Special commendation. “Carbon nanotube jellyfish” by Clare Collins.
Seemingly a swarm of jellyfish, this image was actually created using carbon nanotubes grown in a pillar formation. The metal disks that make up the jellyfish bodies are made by ‘sputtering’ charged aluminium and iron ions onto a surface to deposit a thin film of the metals. The carbon nanotubes grow from this thin disk. The disks are 5 micrometers in diameter- 5 1/1000ths of a millimetre – and are 10 micrometers apart. If you zoomed out of the image, you would be able to see that they make up part of a 2 mm x 2 mm pattern across the surface of a silicon chip. I research carbon nanotubes to study the emission of electrons, called the field emission, from a number of different configurations.
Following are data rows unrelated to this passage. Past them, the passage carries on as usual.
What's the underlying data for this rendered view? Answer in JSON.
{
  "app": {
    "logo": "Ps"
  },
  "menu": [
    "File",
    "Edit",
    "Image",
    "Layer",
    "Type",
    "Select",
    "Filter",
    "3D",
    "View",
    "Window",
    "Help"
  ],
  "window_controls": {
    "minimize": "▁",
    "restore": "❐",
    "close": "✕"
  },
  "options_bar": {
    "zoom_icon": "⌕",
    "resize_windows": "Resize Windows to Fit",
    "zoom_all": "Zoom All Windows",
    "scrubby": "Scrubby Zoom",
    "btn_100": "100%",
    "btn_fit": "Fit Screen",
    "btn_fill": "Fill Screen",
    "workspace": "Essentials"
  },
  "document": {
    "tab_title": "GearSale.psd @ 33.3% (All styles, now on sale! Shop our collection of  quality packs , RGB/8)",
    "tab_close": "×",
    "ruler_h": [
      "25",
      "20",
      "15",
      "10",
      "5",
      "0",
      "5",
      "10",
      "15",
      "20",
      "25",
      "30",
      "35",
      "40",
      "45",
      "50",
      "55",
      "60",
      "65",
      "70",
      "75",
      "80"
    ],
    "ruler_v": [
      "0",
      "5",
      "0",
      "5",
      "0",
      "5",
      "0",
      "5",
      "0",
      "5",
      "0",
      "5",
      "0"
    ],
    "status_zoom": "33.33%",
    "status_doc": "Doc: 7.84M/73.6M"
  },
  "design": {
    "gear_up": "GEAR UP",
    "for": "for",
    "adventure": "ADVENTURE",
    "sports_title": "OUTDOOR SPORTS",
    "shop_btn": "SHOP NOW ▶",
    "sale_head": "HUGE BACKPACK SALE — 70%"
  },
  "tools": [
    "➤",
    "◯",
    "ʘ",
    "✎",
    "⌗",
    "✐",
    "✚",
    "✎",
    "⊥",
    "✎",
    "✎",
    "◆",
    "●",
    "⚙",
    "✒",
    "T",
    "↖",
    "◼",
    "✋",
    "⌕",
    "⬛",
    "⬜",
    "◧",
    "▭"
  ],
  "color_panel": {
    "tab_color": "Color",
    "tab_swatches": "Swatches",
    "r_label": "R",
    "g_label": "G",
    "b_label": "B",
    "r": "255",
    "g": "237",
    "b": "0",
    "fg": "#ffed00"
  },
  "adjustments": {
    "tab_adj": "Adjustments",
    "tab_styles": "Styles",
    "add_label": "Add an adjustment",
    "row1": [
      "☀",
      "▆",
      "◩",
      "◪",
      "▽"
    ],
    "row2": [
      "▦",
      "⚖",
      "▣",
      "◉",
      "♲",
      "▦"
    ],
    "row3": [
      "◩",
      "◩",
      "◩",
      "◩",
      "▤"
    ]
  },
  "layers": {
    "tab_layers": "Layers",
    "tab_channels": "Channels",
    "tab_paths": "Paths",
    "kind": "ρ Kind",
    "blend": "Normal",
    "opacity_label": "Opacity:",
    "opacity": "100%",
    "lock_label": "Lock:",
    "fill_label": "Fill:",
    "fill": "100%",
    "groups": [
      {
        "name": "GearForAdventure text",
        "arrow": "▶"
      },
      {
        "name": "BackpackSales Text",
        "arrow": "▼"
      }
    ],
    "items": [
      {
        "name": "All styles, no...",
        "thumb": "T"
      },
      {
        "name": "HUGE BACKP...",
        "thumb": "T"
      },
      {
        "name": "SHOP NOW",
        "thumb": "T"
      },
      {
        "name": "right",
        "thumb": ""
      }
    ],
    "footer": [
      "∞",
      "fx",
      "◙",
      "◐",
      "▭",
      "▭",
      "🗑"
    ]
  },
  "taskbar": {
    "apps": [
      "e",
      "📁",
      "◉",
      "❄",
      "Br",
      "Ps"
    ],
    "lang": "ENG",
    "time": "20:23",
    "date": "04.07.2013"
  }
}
The applications for field emission could be for displays or as X-ray sources.
Special commendation. “Fubuki (snow storm)” by Alexandre Bonnefoy.
Japanese macaques are the most northern-living, non-human primates and survive in the coldest conditions. I followed these primates during autumn, winter and spring all over Japan to document their behaviours. During winter they huddle to keep warm. When they huddle in these small groups it is called in Japanese “saru-dango”, saru means “monkey” and dango is a skewer of Japanese sweet dumpling made from rice flour. These groups are composed only of members of the same family. This behaviour is not observed everywhere in Japan, but only in few groups. It’s a cultural behaviour peculiar to the monkeys in Shodoshima and in Nagano, where this photo was taken, where there is a hot spring which the monkeys bathe in. Monkeys in other parts of Japan have their own cultural behaviours, they wash potatoes on the Kojima Island in the south, play with stones in Arashiyama and even ride deer in Yakushima island.